Um juiz federal de Washington derrubou, nesta segunda-feira, a decisão do governo Trump que proibia o uso de ood alimento do SNAP para comprar refrigerantes, bebidas energéticas, doces e sobremesas preparadas.
Ação ocorreu após ações de waivers aprovada pela USDA permitirem que mais de 20 estados restringissem compras com o benefício. Em março, recipientes entraram com ação contra os waivers, alegando ilegalidade e confusão.

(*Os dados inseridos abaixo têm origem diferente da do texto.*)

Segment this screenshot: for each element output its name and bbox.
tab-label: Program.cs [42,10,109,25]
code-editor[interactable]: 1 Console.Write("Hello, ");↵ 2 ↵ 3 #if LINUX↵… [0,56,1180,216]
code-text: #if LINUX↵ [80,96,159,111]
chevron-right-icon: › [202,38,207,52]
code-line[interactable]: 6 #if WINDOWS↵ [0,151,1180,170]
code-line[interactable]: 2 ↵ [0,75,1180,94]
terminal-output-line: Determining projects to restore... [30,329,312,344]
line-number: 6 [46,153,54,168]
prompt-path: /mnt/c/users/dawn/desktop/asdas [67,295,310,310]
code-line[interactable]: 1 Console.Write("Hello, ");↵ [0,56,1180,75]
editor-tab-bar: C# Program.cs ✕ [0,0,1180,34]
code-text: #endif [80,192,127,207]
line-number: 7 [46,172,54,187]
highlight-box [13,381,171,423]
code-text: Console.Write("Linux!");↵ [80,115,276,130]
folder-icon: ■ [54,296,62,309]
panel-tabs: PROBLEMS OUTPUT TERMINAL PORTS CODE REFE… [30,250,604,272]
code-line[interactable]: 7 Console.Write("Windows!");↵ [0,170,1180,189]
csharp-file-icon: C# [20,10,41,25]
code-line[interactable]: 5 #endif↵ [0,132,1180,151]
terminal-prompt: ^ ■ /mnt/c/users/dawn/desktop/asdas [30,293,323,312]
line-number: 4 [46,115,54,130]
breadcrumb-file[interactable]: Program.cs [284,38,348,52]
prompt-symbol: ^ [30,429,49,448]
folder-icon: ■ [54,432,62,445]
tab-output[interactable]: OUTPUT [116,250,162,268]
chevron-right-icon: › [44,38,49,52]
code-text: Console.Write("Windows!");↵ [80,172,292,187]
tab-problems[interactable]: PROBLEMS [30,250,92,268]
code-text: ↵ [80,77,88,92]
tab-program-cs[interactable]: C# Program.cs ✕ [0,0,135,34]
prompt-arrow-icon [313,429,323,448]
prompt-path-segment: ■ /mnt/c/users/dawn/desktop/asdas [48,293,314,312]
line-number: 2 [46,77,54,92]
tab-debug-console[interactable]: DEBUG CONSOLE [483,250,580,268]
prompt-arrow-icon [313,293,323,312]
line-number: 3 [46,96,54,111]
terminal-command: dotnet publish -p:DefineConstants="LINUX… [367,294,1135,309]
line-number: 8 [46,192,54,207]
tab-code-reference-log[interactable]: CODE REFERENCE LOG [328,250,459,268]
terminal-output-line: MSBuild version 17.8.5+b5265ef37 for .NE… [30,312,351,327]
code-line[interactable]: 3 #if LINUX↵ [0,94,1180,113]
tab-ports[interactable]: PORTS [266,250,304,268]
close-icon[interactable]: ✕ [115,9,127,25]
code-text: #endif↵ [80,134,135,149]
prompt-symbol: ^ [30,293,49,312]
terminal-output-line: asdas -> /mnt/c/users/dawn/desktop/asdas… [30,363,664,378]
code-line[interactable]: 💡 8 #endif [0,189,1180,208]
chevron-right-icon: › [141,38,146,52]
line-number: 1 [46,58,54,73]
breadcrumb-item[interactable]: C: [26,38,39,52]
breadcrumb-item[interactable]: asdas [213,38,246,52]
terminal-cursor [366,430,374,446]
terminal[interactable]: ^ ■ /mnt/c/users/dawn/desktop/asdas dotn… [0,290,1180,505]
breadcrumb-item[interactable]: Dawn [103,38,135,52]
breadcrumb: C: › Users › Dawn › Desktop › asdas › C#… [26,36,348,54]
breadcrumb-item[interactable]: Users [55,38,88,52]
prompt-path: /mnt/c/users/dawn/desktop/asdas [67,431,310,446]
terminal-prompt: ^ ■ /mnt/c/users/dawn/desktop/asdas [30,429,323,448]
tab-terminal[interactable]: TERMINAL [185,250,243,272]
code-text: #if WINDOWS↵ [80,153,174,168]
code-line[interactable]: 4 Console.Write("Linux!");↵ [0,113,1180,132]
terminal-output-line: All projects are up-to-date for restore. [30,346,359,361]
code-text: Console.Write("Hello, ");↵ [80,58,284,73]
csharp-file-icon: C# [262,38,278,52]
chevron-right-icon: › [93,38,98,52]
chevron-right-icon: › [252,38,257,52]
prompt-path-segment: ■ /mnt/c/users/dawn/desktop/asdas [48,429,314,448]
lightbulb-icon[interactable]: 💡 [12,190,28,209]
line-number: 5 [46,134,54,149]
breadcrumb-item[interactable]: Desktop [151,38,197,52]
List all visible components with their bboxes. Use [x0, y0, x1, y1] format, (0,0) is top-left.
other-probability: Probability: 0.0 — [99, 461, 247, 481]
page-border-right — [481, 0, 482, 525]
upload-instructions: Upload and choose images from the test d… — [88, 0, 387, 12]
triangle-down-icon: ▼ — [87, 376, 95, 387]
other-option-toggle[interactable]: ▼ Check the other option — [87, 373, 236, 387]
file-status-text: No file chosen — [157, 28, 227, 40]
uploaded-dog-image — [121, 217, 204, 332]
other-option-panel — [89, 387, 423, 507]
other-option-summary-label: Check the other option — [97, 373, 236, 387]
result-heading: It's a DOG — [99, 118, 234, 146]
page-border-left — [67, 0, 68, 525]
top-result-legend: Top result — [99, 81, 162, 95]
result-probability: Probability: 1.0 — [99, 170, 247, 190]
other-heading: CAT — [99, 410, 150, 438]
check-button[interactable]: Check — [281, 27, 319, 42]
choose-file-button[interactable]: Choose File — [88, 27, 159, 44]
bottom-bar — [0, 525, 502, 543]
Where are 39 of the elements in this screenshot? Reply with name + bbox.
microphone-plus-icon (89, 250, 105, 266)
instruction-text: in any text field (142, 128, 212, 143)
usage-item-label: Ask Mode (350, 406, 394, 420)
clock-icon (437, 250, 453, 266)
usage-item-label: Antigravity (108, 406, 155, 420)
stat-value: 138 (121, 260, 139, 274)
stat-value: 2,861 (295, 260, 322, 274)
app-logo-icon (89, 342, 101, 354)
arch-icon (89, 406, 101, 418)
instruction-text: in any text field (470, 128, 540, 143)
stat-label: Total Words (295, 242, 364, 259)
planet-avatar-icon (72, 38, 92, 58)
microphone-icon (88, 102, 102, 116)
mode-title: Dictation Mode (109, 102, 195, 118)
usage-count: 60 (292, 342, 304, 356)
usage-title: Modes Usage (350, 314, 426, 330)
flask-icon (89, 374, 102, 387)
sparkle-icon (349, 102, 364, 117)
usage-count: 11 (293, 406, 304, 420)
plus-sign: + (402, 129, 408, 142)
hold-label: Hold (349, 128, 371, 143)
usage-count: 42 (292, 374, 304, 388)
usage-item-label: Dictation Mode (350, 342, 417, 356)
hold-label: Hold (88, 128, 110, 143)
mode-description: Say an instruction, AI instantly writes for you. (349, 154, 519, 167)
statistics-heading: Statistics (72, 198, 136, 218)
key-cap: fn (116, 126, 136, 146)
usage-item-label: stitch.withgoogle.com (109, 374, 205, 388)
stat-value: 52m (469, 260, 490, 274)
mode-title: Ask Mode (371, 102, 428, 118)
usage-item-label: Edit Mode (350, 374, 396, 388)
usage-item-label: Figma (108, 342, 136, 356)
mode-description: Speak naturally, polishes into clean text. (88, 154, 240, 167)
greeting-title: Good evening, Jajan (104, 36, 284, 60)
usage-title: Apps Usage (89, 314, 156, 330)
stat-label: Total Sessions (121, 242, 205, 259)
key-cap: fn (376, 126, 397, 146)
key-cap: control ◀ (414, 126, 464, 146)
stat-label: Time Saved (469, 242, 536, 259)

A juíza Amy Berman Jackson, da Corte Distrital Federal de Washington, decidiu em uma sentença de 68 páginas. O tribunal entendeu que o USDA não tinha autoridade para aprovar os waivers e falhou em cumprir o período de notificação.
Segundo a decisão, o programa SNAP pode buscar eficiência administrativa, mas não pode redefinir o conceito de alimento estabelecido pelo Congresso. Os defendentes federais e os estados podem buscar medidas legais para metas de saúde usando caminhos permitidos pela lei.
A ação foi movida pelo National Center for Law and Economic Justice e pelo escritório de advocacia Shinder Cantor Lerner, que representam pessoas de baixa renda. A organização destacou que a decisão restaura assistência alimentar essencial a milhões de famílias.
O Departamento de Agricultura não respondeu imediatamente a pedidos de comentário. Anteriormente, um porta-voz disse à Associated Press que a defesa da agenda Make America Healthy Again seguiria adiante.